Meta’s director of safety and alignment at its “superintelligence” lab, supposedly the person at the company who is working to make sure that powerful AI tools don’t go rogue and act against human interests, had to scramble to stop an AI agent from deleting her inbox against her wishes and called it a “rookie mistake.”
Summer Yue, the director of alignment at Meta Superintelligence Labs, a part of the company that is working on a hypothetical AI system that exceeds human intelligence, posted about the incident on X last night. Yue was experimenting with OpenClaw, an viral AI agent that can be empowered to perform certain tasks with little human supervision. OpenAI hired the creator of OpenClaw last week.
Nothing humbles you like telling your OpenClaw “confirm before acting” and watching it speedrun deleting your inbox.
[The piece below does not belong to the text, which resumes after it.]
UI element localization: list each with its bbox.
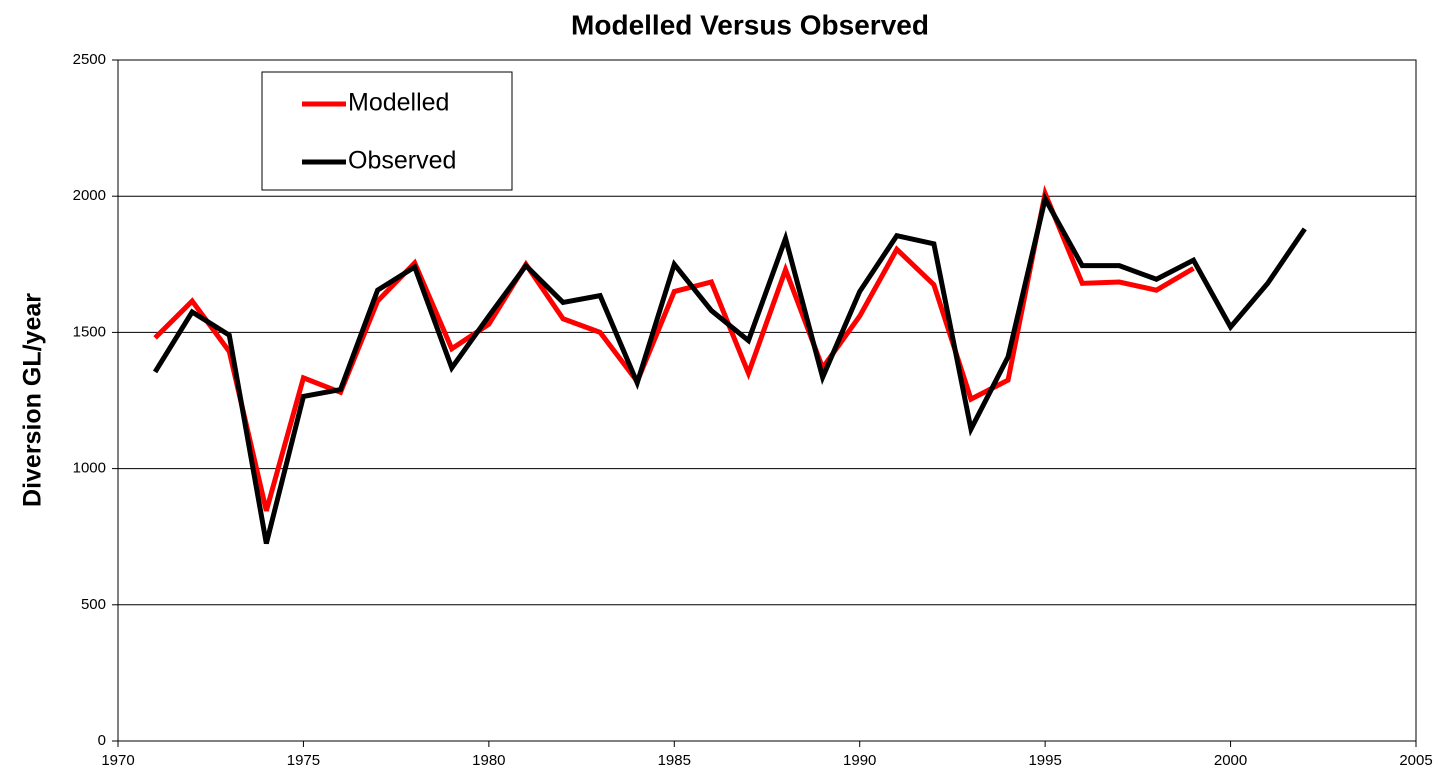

I couldn’t stop it from my phone. I had to RUN to my Mac mini like I was defusing a bomb. pic.twitter.com/XAxyRwPJ5R
— Summer Yue (@summeryue0) February 23, 2026
“Nothing humbles you like telling your OpenClaw ‘confirm before acting’ and watching it speedrun deleting your inbox,” Yue said. “I couldn’t stop it from my phone. I had to RUN to my Mac mini like I was defusing a bomb.”
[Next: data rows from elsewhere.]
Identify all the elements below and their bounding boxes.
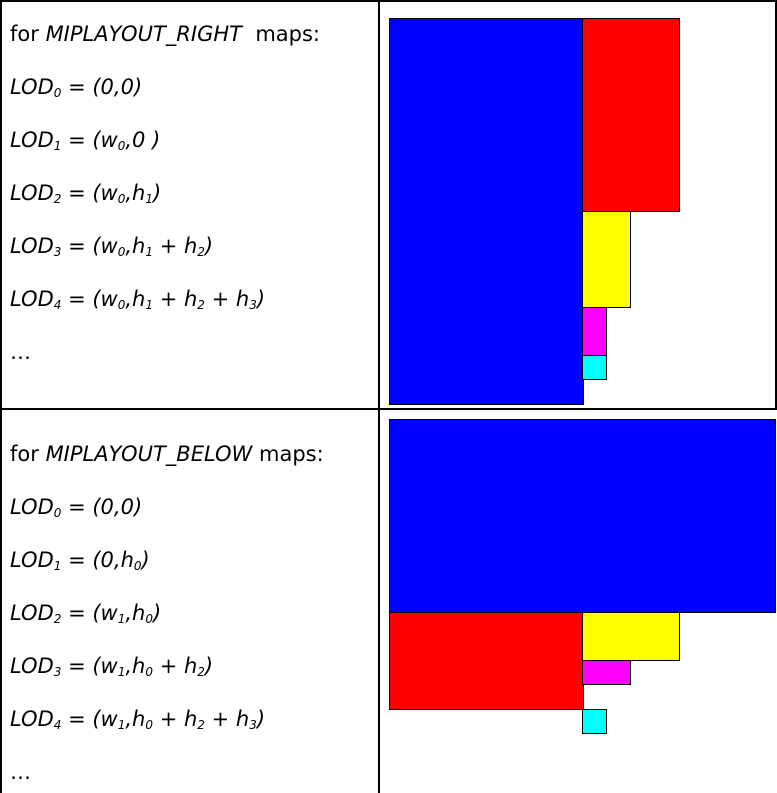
row1-lod0: LOD0 = (0,0) <box>10 75 143 100</box>
row1-lod1: LOD1 = (w0,0 ) <box>10 128 161 153</box>
row2-lod1-rect <box>389 612 584 710</box>
row1-ellipsis: … <box>10 340 31 364</box>
table-top-border <box>0 0 777 2</box>
table-right-border <box>775 0 777 410</box>
row2-lod2: LOD2 = (w1,h0) <box>10 601 162 626</box>
row1-lod1-rect <box>582 18 680 212</box>
table-divider-horizontal <box>0 408 777 410</box>
row2-header: for MIPLAYOUT_BELOW maps: <box>10 442 324 466</box>
row1-header: for MIPLAYOUT_RIGHT maps: <box>10 22 320 46</box>
row2-lod0: LOD0 = (0,0) <box>10 495 143 520</box>
row1-lod0-rect <box>389 18 584 405</box>
row1-lod3-rect <box>582 307 607 356</box>
row2-lod1: LOD1 = (0,h0) <box>10 548 150 573</box>
row2-lod2-rect <box>582 612 680 661</box>
row1-lod3: LOD3 = (w0,h1 + h2) <box>10 234 214 259</box>
row2-ellipsis: … <box>10 760 31 784</box>
row1-lod2: LOD2 = (w0,h1) <box>10 181 162 206</box>
table-divider-vertical <box>378 0 380 793</box>
row2-lod0-rect <box>389 419 776 613</box>
table-left-border <box>0 0 2 793</box>
row1-lod4: LOD4 = (w0,h1 + h2 + h3) <box>10 287 266 312</box>
row1-lod4-rect <box>582 355 607 380</box>
row1-lod2-rect <box>582 211 631 308</box>
row2-lod4: LOD4 = (w1,h0 + h2 + h3) <box>10 707 266 732</box>
row2-lod4-rect <box>582 709 607 734</box>
row2-lod3: LOD3 = (w1,h0 + h2) <box>10 654 214 679</box>
row2-lod3-rect <box>582 660 631 685</box>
Yue also shared screenshots of her WhatsApp chat with the OpenClaw agent, where she implores it to “not do that,” “stop, don’t do anything,” and “STOP OPENCLAW.”
Yue said she instructed the AI agent to “Check this inbox too and suggest what you would archive or delete, don’t action until I tell you to.” She said in an X post, “This has been working well for my toy inbox, but my real inbox was too huge and triggered compaction. During the compaction, it lost my original instruction.”
As we reported last month, OpenClaw, which was known as ClawdBot at the time, is not ready for prime time. Hacker Jamieson O’Reilly showed that it’s possible for bad actors to access someone’s AI agent through any of its processes connected to the public facing internet, and that it’s trivial to create a supply chain attack through a site where people share and download popular instructions for these AI agents.
OpenClaw is also subject to classic AI alignment problems, in which AI is technically following instructions, but is doing so in a way that is unexpected and harmful. For example, it could drain your wallet by spending $0.75 cents every 30 minutes to check if it’s daytime yet.
As countless people on X have said in response to her post, seeing the person in charge of making sure powerful AI tools are safe at one of the biggest tech companies in the world trust an AI agent that is known to pose several serious security risks, does not inspire a lot of confidence in what Meta and other big AI companies are doing.
“Rookie mistake tbh,” Yue said in another post. “Turns out alignment researchers aren’t immune to misalignment. Got overconfident because this workflow had been working on my toy inbox for weeks. Real inboxes hit different.”